Nixon's reaction to insults from his enemies was to become vengeful. In his enthusiasm for punishing his antagonists, Nixon overreached the Constitutional limits of his power. That was his downfall. When he kept his battles to personal vendettas handled through legal, if unsavory, tactics, it was tolerable. But when he violated the Constitution he was destroyed. A child can play with a screwdriver and stick it into the carpet with impunity, but when the screwdriver is stuck into an electric socket it ends the game. Similarly, Nixon could be deceitful and spiteful in the private or political arena, but when he stuck his screwdriver into the Constitution to readjust the balance of power to his own liking it ended his career.
The irony is that Nixon seemed able to snatch defeat from the jaws of victory. He was so powerful and the Democrats so weak during his presidency that he alone could ruin himself. With the inevitability that only inherent flaws can produce, in Watergate he derailed his own victory train.

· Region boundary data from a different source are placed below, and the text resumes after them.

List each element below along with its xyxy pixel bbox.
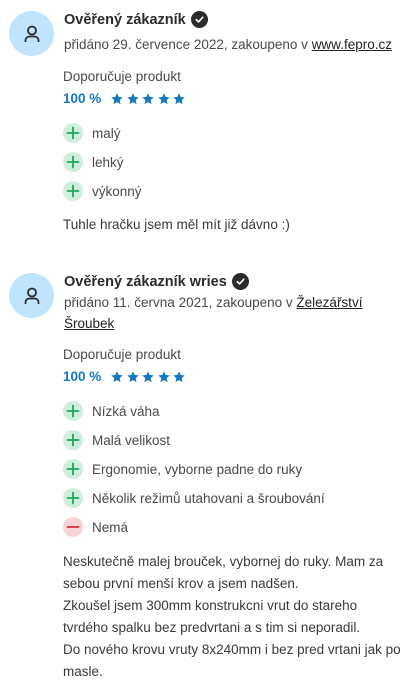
plus-icon [63, 123, 83, 143]
plus-icon [63, 401, 83, 421]
avatar [9, 11, 54, 56]
review-paragraph: Zkoušel jsem 300mm konstrukcni vrut do s… [63, 598, 361, 635]
star-rating [110, 370, 188, 384]
verified-check-icon [190, 11, 208, 28]
rating-row: 100 % [63, 91, 188, 106]
pro-text: Nízká váha [92, 403, 160, 419]
user-icon [24, 287, 39, 304]
plus-icon [63, 488, 83, 508]
author-name: Ověřený zákazník [64, 11, 186, 28]
shop-link[interactable]: www.fepro.cz [312, 37, 392, 52]
pro-item: Nízká váha [63, 401, 160, 421]
pro-text: Malá velikost [92, 432, 171, 448]
pro-text: výkonný [92, 183, 142, 199]
review-paragraph: Neskutečně malej brouček, vybornej do ru… [63, 554, 384, 591]
pro-text: lehký [92, 154, 124, 170]
review-meta: přidáno 11. června 2021, zakoupeno v Žel… [64, 292, 404, 334]
pro-text: Několik režimů utahovani a šroubování [92, 490, 325, 506]
review-paragraph: Do nového krovu vruty 8x240mm i bez pred… [63, 642, 401, 679]
pro-item: Ergonomie, vyborne padne do ruky [63, 459, 302, 479]
pro-item: Několik režimů utahovani a šroubování [63, 488, 325, 508]
rating-percent: 100 % [63, 369, 102, 384]
plus-icon [63, 152, 83, 172]
review-date: přidáno 11. června 2021, zakoupeno v [64, 295, 297, 310]
star-icon [172, 370, 186, 384]
rating-row: 100 % [63, 369, 188, 384]
star-icon [157, 370, 171, 384]
con-item: Nemá [63, 517, 128, 537]
pro-text: Ergonomie, vyborne padne do ruky [92, 461, 303, 477]
user-icon [24, 25, 39, 42]
pro-item: lehký [63, 152, 124, 172]
star-icon [110, 370, 124, 384]
review-paragraph: Tuhle hračku jsem měl mít již dávno :) [63, 217, 290, 232]
plus-icon [63, 430, 83, 450]
pro-text: malý [92, 125, 121, 141]
star-icon [172, 92, 186, 106]
rating-percent: 100 % [63, 91, 102, 106]
plus-icon [63, 181, 83, 201]
star-rating [110, 92, 188, 106]
star-icon [126, 370, 140, 384]
star-icon [141, 370, 155, 384]
avatar [9, 273, 54, 318]
author-name: Ověřený zákazník wries [64, 273, 227, 290]
star-icon [126, 92, 140, 106]
review-text: Neskutečně malej brouček, vybornej do ru… [63, 551, 403, 683]
pro-item: výkonný [63, 181, 142, 201]
review-text: Tuhle hračku jsem měl mít již dávno :) [63, 214, 403, 236]
star-icon [141, 92, 155, 106]
plus-icon [63, 459, 83, 479]
star-icon [157, 92, 171, 106]
pro-item: Malá velikost [63, 430, 170, 450]
con-text: Nemá [92, 519, 129, 535]
recommend-label: Doporučuje produkt [63, 69, 181, 84]
minus-icon [63, 517, 83, 537]
pro-item: malý [63, 123, 121, 143]
review-meta: přidáno 29. července 2022, zakoupeno v w… [64, 34, 392, 55]
recommend-label: Doporučuje produkt [63, 347, 181, 362]
verified-check-icon [231, 273, 249, 290]
author-row: Ověřený zákazník wries [64, 273, 249, 290]
review-date: přidáno 29. července 2022, zakoupeno v [64, 37, 312, 52]
author-row: Ověřený zákazník [64, 11, 208, 28]
star-icon [110, 92, 124, 106]
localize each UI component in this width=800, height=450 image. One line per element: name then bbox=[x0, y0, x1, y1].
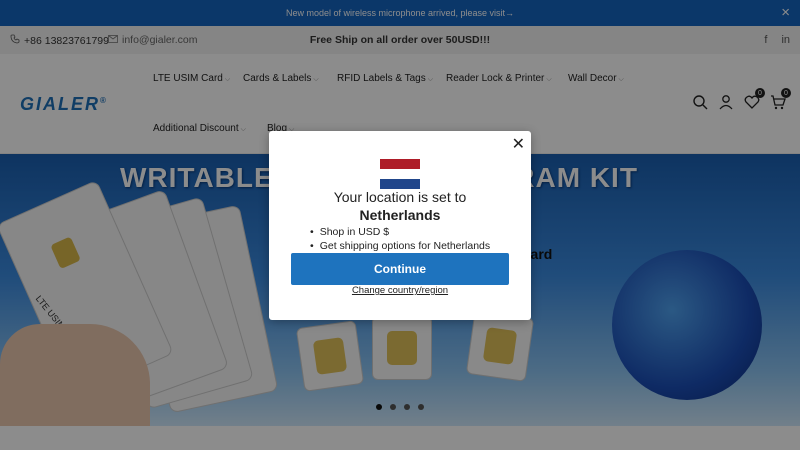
location-benefits: Shop in USD $ Get shipping options for N… bbox=[310, 226, 490, 254]
location-modal: ✕ Your location is set to Netherlands Sh… bbox=[269, 131, 531, 320]
location-message: Your location is set to bbox=[333, 189, 467, 205]
continue-button[interactable]: Continue bbox=[291, 253, 509, 285]
close-icon[interactable]: ✕ bbox=[512, 134, 525, 154]
location-country: Netherlands bbox=[359, 207, 441, 223]
benefit-item: Shop in USD $ bbox=[310, 226, 490, 238]
benefit-item: Get shipping options for Netherlands bbox=[310, 240, 490, 252]
change-country-link[interactable]: Change country/region bbox=[269, 285, 531, 296]
netherlands-flag-icon bbox=[380, 159, 420, 189]
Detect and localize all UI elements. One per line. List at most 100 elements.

Perhaps Nixon is a fitting symbol for the United States after 1945. Before World War II the isolationism of our foreign policy gave us a cultural innocence. But when the country moved into a position of international leadership and interventionism in the 1940s we bit the apple and like Adam stumbled into a fallen, if wiser state. As the theologian Reinhold Niebuhr suggested, this change brought us a tragic view of life--presenting us with choices and consequences beyond our control.
If so, Nixon might be the representative of our tragic and fallen condition in the past half-century. Like America itself since midcentury, Nixon operated in a world without illusion, without innocence--in a real world of arms races and covert activity, where bad measures had to be undertaken in the name of good ends. It's no accident that Nixon was an ardent internationalist who came to political maturity during the beginning of this tragic era.
We need to remember that Nixon, as a cautionary lesson, does us no good if we imagine him as unrelentingly evil. He is useful only if we can relate to him as a real person. So while we should pledge to remember that his transgression of the Constitution was wrong, we need also to remember that when he was rebuked by Congress he did step aside (as undemocratic leaders in other countries might not have) and let the democratic process renew itself without further damage. May both the example of his threats to our democratic values, and his final acquiesence to the power of the democratic citizenry, continue to strengthen our democratic commitments.
So there are two reasons, one cultural and one political, that make it essential that we don't lose the lesson of Nixon in the underbrush of our other presidents. Like the most compelling characters in our literature, this tragic human figure can teach us about the dangers of ambition and at the same time keep us aware of our own weaknesses. At the same time his example warns us of the constant dangers to our democratic liberties. These are lessons that must be kept at the very center of our national memory.